Monday 25 November 2013

Distributed and Partitioned DB Tutorials

Today's release of PyrrhoDB v5.0 comes with a full account of the distributed and partitioned tutorials described in August 2013 postings on this blog.

Those postings have been updated slightly to match the new version. The main difference is that reconfiguration and repartition of databases are now transactioned. You can say begin transaction before you start either process and then no changes are made to disks on any of the servers involved until the transaction is committed. Recall that Pyrrho is very fussy about transaction isolation, so that while a transaction is ongoing the connection that started the transaction is the only participant that can examine the progress being made.

The advantage of doing this is more than theoretical. Defining a partition includes specifying a set of conditions for including records in the new partition, and autocommits during this process would not be helpful.
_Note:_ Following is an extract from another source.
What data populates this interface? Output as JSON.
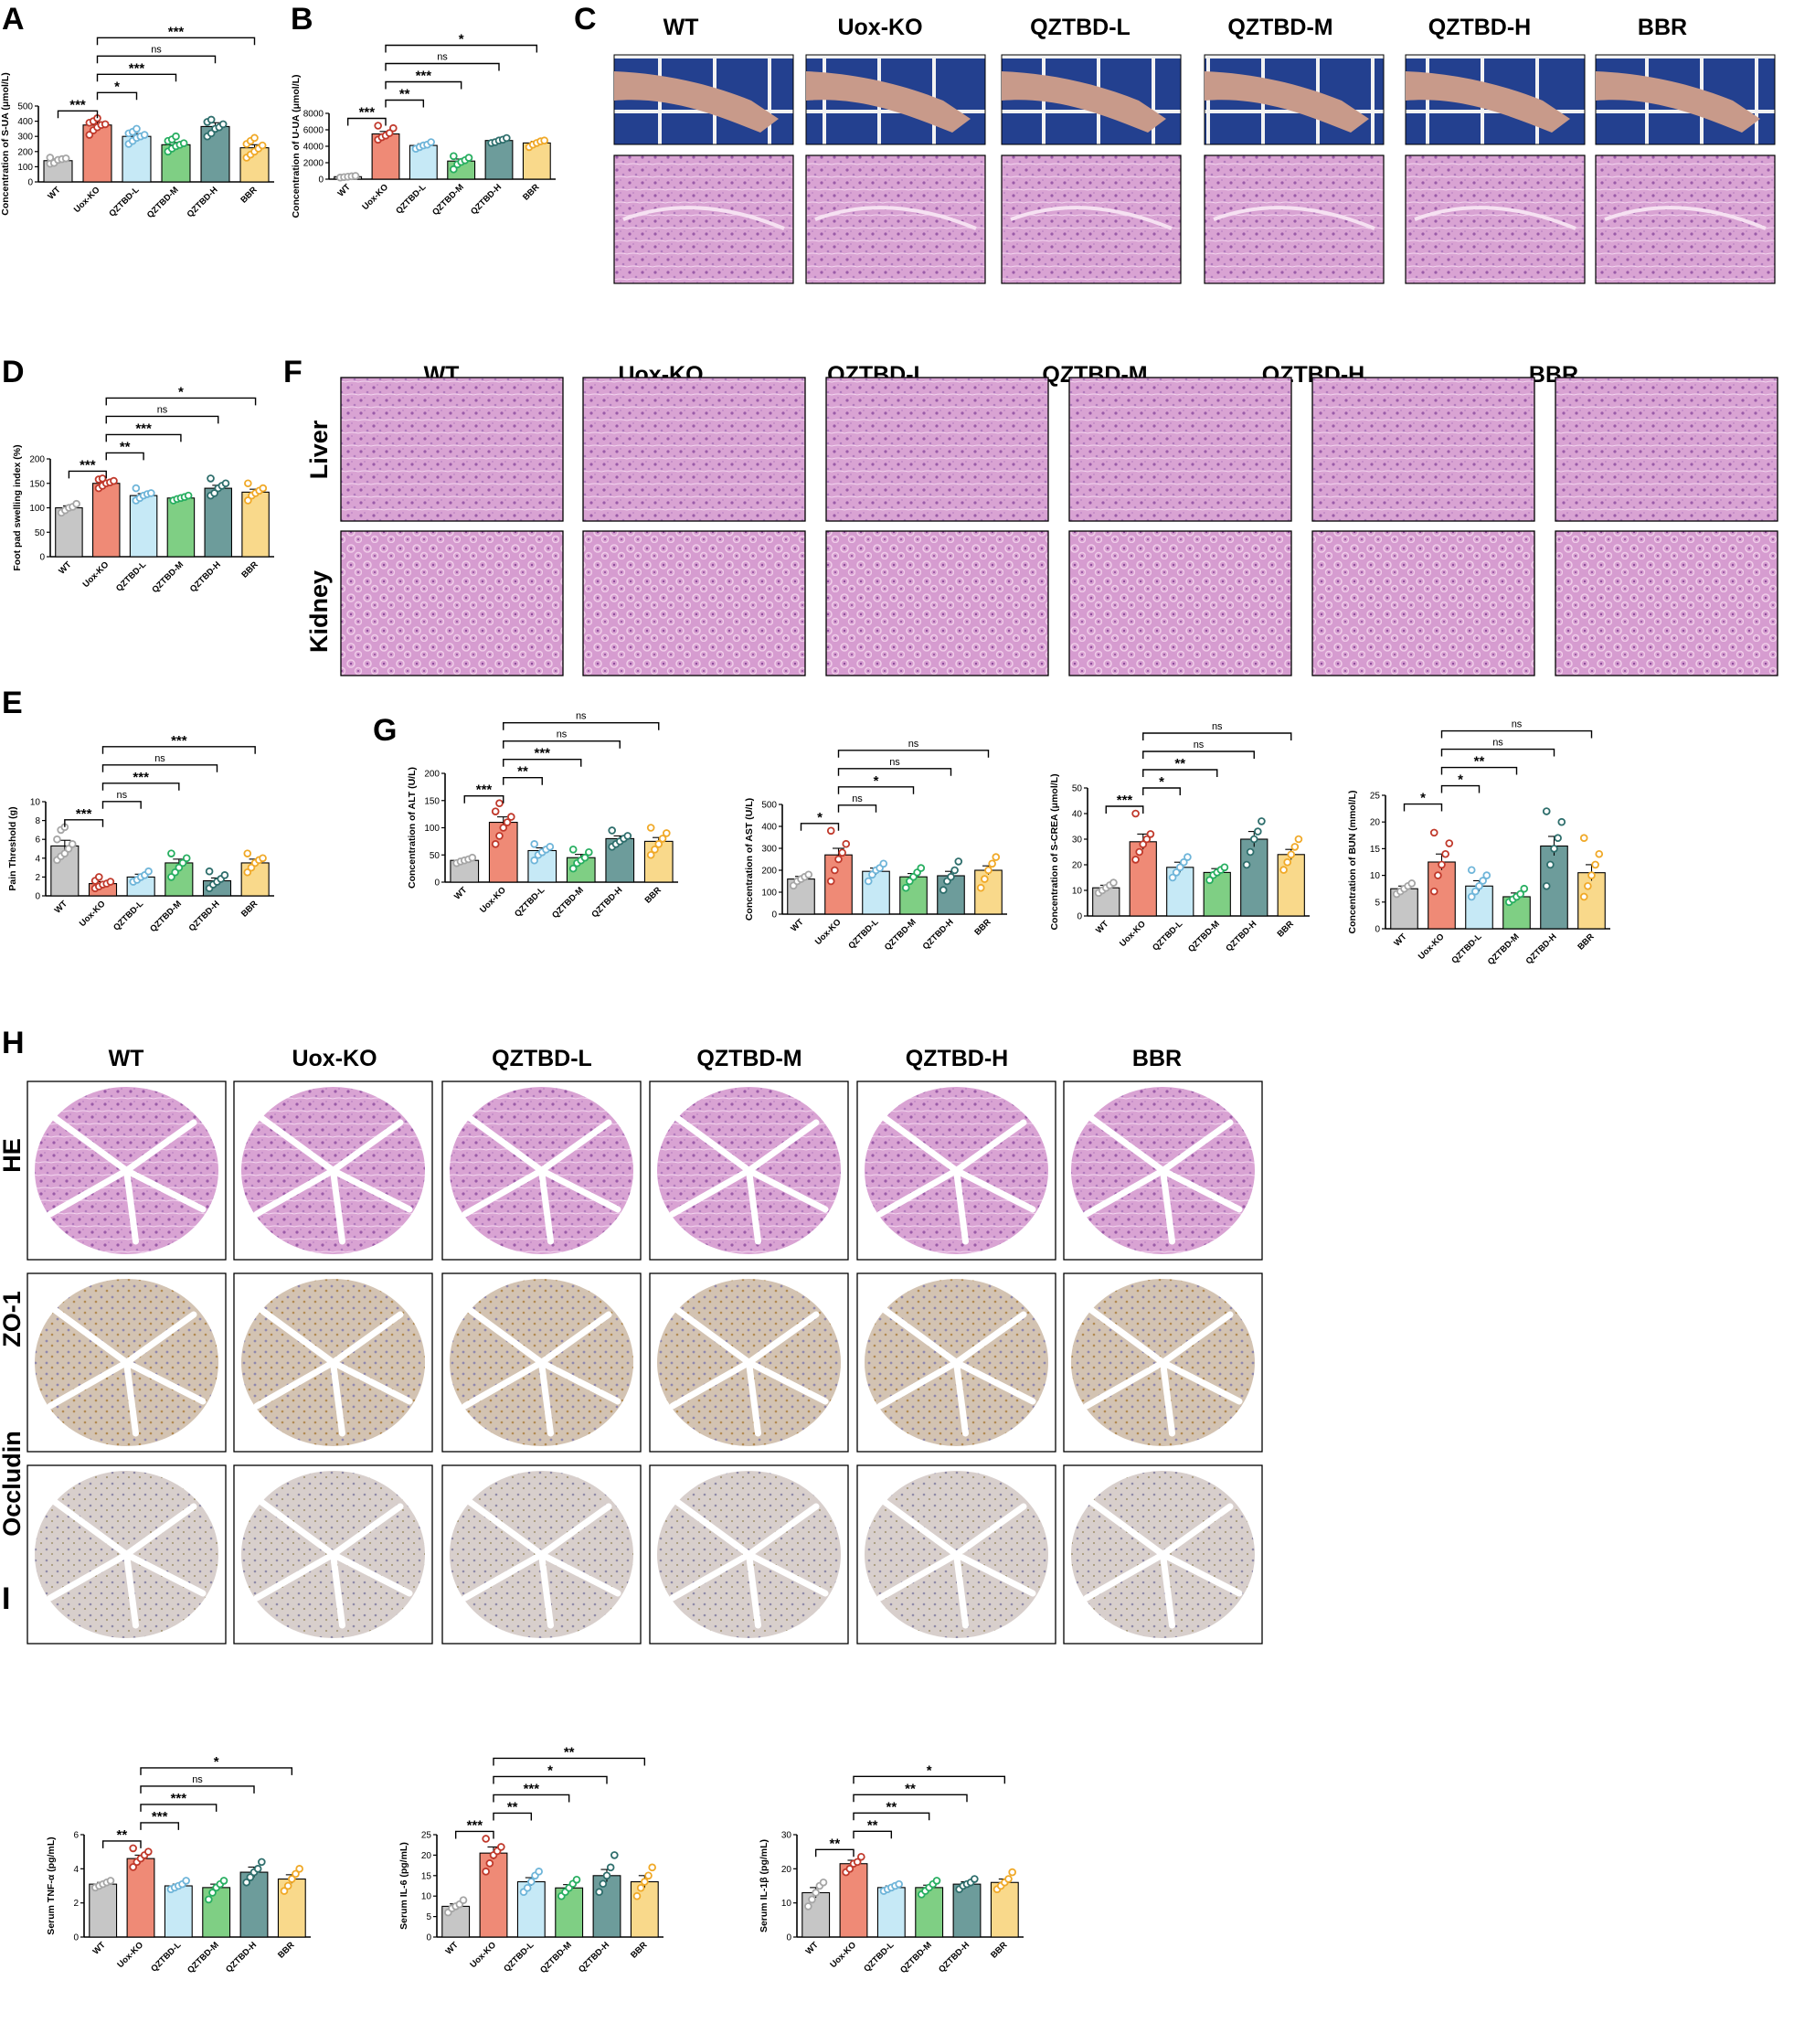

The new version comes with a much more robust 3-phase distributed transaction protocol than was provided in previous versions, and there are slight differences.

For the purpose of explaining the internal operation of Pyrrho for distributed and partitioned data, a tutorial mode -T has been implemented that exposes all of the server-server protocols and commit steps. Sections have been added to the tutorials to explain some of what is going on. The Pyrrho manual and the SourceIntro document in the open source distribution have been updated with full details. I am happy to explain the internals to anyone who is interested and plan to add more comments to the source code.

Future developments for Pyrrho will develop these facilities a little further, offering behaviour closer to scatter-gather (Hadoop). In connection with a related project at UWS, I am also planning to provide internal support for a BSON data type. As usual, what distinguished Pyrrho from other database initiatives is that all databases are consistent and relational, support full SQL and optimistic concurrency.